Anche perché, per dovere di costruire un raccontino da inserire in una vicenda storica reale, la soggettista e produttrice Maria Bello, un tempo attrice, e la sceneggiatrice Dana Stevens, hanno messo in piedi una storiella su Nawi orfanella, magari figlia di una violenza, divisa tra la scoperta di un amore etero, con un brasiliano mezzo dahomeyano perché figlio di una schiava, il Malik di Jordan Bolger, e la fedeltà alle Agojie. Girato proprio nel Benin, oltre che nel Ghana e in Sudafrica, seguito nelle sue parti storiche da un professore di Princeton, Leonard Wantchekon, il film funziona al suo meglio proprio nelle sue parti di guerra o da vita dentro il fortino come fosse “I cavalieri del Nord Ovest” di John Ford.

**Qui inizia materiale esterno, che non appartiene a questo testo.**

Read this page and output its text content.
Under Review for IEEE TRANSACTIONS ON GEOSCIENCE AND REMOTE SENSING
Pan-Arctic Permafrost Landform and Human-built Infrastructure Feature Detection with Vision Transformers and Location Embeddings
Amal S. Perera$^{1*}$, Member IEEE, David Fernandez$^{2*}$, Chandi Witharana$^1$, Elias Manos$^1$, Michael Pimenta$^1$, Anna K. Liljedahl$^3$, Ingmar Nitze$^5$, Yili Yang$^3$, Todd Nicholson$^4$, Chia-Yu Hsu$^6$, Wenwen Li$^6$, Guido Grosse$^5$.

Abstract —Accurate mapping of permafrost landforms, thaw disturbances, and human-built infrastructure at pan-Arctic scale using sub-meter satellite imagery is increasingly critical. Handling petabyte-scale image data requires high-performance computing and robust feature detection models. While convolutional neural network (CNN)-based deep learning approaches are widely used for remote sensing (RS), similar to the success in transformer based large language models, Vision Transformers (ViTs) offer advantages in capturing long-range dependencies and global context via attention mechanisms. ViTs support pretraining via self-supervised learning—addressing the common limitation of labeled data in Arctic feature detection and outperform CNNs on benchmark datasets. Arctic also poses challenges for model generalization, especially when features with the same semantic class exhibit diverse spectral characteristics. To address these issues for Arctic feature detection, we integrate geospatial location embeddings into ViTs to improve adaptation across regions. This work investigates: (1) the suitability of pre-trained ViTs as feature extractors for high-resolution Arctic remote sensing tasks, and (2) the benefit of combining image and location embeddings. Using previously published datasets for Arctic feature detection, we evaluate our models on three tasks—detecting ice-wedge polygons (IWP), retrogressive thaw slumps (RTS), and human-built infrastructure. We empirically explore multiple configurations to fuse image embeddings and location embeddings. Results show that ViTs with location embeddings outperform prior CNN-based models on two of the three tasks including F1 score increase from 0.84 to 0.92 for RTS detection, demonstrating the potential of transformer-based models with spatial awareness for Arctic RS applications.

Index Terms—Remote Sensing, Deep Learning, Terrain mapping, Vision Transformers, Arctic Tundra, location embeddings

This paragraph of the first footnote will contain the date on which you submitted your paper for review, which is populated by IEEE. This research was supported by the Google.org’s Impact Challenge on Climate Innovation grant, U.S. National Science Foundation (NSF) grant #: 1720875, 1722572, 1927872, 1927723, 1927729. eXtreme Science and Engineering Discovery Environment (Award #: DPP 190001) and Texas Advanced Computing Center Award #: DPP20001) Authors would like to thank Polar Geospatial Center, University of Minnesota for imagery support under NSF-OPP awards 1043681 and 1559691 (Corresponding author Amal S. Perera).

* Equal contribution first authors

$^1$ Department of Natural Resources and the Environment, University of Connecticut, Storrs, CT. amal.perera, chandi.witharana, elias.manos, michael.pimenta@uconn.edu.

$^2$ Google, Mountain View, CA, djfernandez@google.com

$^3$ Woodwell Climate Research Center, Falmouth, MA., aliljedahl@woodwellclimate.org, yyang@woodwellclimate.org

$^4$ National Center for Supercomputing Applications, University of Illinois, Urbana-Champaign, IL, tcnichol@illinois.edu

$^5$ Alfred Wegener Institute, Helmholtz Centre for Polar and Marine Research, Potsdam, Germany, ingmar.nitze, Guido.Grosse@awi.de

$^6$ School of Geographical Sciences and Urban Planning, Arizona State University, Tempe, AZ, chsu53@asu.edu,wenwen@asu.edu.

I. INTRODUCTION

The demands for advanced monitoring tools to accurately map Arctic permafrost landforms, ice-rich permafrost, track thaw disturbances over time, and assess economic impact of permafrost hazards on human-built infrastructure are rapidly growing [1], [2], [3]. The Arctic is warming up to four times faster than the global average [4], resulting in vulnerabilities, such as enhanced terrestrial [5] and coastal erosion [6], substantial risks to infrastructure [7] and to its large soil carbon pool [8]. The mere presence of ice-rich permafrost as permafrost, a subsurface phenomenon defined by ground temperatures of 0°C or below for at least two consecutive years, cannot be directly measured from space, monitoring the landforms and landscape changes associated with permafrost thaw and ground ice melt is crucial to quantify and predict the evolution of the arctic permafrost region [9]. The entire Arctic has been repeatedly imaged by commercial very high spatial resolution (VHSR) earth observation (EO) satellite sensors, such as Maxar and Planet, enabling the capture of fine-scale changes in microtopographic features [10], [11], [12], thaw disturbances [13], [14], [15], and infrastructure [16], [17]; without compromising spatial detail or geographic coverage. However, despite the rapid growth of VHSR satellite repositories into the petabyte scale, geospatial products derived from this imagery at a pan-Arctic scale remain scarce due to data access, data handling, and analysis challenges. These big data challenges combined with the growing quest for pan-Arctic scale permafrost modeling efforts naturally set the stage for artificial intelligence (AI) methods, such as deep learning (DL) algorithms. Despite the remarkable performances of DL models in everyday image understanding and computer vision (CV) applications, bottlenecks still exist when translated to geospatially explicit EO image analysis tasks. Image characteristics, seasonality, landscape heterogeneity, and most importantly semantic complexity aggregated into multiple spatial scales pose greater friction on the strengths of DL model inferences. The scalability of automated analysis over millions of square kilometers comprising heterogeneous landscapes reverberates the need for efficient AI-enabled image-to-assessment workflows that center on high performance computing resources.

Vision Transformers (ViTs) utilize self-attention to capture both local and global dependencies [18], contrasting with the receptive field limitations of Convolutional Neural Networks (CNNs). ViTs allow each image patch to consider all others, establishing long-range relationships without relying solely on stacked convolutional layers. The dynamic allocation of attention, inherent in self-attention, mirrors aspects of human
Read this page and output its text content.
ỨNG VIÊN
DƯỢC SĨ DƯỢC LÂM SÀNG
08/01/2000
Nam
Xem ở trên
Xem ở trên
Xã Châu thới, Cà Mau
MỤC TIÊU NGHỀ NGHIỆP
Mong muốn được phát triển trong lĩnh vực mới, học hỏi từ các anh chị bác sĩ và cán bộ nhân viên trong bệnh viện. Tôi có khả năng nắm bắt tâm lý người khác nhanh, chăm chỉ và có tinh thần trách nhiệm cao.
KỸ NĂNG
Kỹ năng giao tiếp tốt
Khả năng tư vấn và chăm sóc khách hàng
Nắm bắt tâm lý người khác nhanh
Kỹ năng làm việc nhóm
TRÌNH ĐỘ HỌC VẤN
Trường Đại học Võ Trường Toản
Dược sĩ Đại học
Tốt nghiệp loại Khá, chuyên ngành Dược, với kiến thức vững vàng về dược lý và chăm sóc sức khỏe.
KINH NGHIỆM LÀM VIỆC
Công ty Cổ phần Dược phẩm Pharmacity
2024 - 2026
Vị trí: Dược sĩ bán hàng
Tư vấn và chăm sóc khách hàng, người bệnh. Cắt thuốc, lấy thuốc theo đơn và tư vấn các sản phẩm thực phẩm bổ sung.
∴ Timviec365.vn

Con un grande lavoro di coreografie nelle scene di botte e di ballo e di ricostruzione per i veri costumi delle ragazze. Tutte elegantissime. Come grande è il lavoro del direttore della fotografia l’anglo-africana Polly Morgan.
Meno il film funziona nelle sue parti romantiche o ideologiche, per non parlare della sceneggiatura. E ancor meno sul non ricordare le atrocità di King Ghezo (guardatevi “Cobra verde” di Herzog…).
Ma le attrici, a cominciare da Viola Davis, sono tutte strepitose e già costruire un film da questa incredibile storia vera delle guerriere del Dahomey è un successo. In sala dal 1 dicembre.